I’m normally a primary source kind of fellow, so I’ve some familiarity with the Sartre mentioned above, and I’ve heard the names Heidegger, Hegel, and Husserl in my college classes. Heck, I might even have read them.
But it’s refreshing to pick up a criticism of the philosophy. It takes one out of the philosophy, so to speak, to see what someone else thinks of it, which can be clarifying. Of course, one must not take the critic’s depiction of the philosophy under study as the definitive representation of the philosophy. It’s another perspective on it.

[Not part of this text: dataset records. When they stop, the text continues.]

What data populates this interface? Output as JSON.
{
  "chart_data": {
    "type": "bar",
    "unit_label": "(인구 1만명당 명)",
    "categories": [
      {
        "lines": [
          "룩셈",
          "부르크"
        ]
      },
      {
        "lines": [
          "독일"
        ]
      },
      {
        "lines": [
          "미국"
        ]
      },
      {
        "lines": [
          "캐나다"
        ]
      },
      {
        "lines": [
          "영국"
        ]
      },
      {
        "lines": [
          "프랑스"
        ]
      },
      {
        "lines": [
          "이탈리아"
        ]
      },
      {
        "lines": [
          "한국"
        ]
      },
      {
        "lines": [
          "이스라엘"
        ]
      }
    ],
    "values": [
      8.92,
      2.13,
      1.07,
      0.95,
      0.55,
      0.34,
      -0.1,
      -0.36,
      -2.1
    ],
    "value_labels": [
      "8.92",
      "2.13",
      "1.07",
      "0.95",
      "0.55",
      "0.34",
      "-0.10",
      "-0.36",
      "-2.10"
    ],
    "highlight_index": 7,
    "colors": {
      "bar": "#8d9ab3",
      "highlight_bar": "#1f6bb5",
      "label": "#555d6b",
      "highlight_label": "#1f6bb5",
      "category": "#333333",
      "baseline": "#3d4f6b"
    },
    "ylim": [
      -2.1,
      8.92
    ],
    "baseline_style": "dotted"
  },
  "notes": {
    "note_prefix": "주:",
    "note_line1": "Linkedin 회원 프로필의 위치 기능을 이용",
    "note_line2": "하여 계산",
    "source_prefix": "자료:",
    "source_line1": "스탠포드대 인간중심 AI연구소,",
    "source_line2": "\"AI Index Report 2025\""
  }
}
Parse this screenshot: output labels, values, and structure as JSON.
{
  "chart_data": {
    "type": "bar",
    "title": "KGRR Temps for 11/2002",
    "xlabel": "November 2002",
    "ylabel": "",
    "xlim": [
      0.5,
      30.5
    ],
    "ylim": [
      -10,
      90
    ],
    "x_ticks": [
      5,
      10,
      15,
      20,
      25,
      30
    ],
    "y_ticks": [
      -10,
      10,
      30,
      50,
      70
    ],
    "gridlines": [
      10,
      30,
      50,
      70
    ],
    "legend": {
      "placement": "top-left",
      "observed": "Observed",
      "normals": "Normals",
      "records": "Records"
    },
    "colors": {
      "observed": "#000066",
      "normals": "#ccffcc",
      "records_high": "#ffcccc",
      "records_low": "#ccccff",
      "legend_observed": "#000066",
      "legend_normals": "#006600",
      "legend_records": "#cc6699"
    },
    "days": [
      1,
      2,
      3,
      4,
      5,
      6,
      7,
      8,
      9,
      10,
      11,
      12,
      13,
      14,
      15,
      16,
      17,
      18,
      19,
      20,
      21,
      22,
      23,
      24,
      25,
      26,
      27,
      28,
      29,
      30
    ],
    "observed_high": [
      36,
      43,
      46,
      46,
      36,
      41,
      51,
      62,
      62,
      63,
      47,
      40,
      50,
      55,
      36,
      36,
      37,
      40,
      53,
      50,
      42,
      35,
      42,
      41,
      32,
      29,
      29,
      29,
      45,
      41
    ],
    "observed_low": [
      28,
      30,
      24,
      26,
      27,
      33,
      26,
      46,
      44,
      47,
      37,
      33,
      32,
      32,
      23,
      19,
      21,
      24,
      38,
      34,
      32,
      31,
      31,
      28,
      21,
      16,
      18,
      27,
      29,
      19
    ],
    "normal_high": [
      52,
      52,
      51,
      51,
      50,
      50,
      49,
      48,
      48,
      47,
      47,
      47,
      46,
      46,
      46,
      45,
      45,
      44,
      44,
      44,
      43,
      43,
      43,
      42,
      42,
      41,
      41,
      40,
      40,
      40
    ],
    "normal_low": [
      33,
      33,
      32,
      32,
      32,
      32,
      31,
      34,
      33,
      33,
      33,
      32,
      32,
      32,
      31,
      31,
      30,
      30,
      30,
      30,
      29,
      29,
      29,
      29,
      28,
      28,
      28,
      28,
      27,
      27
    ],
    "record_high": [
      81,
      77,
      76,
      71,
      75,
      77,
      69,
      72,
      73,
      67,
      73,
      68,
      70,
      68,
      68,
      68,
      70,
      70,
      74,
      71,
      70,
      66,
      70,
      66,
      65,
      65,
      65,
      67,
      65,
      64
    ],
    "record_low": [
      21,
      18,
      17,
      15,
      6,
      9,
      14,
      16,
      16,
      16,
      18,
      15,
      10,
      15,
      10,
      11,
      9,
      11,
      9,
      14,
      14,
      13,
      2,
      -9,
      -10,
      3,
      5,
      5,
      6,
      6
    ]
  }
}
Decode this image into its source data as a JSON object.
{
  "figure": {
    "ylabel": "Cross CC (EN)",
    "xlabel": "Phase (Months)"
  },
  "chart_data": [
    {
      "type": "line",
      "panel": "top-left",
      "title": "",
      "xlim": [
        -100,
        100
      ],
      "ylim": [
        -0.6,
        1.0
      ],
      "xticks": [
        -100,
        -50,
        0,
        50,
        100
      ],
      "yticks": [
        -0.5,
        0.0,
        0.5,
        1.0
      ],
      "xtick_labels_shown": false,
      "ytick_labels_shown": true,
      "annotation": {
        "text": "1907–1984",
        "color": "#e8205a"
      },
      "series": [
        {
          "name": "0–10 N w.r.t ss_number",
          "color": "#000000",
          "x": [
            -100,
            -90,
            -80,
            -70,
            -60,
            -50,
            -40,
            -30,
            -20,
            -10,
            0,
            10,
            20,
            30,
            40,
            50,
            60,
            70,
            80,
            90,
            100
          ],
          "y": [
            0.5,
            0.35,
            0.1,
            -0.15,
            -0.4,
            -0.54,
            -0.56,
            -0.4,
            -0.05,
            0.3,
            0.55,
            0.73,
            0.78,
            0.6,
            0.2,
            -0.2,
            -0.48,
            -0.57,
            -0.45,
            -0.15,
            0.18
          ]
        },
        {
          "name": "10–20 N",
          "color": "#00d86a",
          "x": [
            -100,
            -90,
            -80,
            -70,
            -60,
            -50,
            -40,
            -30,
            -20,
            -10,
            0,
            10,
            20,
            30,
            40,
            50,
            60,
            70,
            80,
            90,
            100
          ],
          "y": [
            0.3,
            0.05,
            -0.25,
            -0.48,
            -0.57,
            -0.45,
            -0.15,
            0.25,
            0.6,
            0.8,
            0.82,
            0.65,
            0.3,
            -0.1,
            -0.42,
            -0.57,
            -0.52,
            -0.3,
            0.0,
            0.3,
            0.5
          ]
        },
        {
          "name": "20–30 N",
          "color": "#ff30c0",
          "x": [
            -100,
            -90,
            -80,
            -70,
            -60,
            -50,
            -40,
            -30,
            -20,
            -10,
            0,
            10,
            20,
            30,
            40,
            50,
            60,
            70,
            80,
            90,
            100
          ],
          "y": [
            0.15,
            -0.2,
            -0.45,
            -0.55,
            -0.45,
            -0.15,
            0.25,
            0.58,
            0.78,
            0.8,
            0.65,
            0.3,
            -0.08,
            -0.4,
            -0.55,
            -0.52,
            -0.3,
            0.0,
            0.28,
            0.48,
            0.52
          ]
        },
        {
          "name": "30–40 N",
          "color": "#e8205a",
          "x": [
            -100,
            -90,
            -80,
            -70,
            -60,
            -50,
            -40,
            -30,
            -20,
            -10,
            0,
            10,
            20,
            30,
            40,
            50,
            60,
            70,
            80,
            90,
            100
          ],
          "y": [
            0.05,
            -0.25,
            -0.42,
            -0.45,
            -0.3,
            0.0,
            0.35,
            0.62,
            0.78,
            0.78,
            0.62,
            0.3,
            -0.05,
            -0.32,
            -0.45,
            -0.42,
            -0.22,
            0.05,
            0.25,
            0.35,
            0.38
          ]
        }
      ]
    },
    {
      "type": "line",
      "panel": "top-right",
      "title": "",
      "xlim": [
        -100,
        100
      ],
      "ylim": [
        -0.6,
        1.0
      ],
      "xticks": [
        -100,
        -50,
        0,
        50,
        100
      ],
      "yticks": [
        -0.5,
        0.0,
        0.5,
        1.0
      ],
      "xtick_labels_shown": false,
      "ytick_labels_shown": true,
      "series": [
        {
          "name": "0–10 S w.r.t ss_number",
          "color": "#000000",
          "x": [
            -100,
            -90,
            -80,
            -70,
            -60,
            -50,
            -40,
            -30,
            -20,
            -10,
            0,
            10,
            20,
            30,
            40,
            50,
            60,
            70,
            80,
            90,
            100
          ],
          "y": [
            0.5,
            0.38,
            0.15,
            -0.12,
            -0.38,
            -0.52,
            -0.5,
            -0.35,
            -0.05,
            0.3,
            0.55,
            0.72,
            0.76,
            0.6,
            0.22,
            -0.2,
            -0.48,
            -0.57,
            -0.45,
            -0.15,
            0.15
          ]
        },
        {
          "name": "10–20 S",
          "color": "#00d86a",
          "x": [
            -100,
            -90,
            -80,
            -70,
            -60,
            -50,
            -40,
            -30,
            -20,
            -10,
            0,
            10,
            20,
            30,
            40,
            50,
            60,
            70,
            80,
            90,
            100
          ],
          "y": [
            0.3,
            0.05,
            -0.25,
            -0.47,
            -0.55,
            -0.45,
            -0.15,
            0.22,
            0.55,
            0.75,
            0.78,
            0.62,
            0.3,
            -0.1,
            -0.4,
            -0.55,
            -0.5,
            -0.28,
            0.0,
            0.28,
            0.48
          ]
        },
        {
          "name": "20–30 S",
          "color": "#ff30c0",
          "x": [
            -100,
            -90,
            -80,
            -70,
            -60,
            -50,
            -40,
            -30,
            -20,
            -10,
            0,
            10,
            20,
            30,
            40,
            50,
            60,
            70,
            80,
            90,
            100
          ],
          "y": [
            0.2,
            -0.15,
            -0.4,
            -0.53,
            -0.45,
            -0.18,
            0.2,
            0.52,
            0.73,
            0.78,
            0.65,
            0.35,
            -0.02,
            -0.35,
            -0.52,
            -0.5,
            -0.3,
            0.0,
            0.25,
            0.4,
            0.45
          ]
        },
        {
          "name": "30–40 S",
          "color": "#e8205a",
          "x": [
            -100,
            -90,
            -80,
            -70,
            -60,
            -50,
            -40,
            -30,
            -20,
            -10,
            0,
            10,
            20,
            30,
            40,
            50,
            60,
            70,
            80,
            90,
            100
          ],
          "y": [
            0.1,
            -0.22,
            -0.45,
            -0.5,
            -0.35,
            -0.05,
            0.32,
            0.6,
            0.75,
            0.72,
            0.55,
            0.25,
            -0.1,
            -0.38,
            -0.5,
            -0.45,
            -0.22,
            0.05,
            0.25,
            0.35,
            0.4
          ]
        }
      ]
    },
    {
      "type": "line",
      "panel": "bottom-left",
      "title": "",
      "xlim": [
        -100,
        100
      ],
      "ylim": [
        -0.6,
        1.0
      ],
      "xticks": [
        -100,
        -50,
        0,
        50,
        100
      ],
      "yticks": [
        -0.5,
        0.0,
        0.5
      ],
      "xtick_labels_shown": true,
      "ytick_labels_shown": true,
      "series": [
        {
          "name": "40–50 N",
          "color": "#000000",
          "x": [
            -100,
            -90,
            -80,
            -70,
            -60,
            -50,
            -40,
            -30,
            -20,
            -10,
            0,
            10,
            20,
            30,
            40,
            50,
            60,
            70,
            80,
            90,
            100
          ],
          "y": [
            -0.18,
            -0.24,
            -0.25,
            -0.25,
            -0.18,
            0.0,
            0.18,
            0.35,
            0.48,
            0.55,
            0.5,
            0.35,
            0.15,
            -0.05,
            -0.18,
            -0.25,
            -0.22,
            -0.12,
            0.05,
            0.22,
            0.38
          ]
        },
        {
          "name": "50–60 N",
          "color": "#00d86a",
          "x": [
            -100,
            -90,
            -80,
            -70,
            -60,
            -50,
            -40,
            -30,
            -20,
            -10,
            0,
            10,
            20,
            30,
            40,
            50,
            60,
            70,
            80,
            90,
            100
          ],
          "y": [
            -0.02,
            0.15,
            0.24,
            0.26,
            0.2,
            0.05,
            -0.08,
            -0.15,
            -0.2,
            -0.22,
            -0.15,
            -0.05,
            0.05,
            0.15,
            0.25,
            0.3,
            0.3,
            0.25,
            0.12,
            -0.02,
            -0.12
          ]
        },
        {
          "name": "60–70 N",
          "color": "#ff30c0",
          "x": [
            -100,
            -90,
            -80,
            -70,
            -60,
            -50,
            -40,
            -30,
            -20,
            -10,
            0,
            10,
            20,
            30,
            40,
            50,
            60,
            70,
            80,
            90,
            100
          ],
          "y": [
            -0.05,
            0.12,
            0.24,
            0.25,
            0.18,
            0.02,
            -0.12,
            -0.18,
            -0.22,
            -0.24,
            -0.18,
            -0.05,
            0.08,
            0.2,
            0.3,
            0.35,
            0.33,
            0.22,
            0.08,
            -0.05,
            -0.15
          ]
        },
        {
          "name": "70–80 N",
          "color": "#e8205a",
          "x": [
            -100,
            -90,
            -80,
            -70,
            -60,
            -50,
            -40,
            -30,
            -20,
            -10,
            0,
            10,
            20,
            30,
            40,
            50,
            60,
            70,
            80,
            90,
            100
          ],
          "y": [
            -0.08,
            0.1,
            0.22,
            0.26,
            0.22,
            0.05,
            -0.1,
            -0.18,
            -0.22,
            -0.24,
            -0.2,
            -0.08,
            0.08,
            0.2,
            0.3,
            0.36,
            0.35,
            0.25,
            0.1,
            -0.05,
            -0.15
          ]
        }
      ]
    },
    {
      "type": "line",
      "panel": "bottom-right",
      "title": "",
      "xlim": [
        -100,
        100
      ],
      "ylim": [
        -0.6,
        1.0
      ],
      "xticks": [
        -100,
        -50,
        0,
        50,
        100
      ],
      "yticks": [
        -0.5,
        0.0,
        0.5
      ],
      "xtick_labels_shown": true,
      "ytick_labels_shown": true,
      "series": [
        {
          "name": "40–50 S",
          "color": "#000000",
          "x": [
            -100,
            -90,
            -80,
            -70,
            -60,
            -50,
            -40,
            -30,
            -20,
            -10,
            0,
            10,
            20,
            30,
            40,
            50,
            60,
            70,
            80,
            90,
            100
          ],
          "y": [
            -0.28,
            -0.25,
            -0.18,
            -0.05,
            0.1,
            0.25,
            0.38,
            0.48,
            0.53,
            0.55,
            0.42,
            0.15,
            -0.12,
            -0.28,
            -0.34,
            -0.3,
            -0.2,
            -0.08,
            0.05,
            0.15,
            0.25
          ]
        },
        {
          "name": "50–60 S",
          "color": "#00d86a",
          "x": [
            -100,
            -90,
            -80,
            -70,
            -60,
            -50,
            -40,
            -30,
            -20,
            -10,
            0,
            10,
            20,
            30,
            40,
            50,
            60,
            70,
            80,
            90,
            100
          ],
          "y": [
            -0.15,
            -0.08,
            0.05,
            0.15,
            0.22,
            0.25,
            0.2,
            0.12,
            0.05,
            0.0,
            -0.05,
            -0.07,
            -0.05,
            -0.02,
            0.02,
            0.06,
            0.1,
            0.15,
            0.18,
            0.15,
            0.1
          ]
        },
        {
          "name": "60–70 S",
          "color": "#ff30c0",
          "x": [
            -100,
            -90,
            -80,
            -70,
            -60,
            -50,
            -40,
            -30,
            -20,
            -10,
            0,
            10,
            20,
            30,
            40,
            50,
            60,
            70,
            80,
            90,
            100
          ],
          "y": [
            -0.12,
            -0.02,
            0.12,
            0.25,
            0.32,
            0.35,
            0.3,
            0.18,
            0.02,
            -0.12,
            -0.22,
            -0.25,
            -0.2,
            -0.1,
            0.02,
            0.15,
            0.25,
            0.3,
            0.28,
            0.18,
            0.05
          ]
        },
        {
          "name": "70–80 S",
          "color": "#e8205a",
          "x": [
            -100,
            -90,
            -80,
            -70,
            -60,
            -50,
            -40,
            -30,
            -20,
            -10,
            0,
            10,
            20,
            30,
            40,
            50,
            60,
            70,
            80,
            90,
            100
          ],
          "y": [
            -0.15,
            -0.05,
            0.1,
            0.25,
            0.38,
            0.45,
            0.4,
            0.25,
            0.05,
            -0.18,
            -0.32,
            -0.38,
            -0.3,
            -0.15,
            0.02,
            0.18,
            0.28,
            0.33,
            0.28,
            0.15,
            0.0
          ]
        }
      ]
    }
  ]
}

So if you’re into Existentialist thought or explore it a bit, this book can serve that role for you quite nicely. It’s approachable, but it does get into deeper analysis of cognition, perception, and reality. It’s not too heady for most of it if you’re just a lightweight Existentialist who has read The Stranger and Nauseau and never even tried Being and Nothingness (I did just that: try), and the stuff that is heady does lean a little on you already knowing some terms of philosophy, so it’s not too hard to follow and even understand.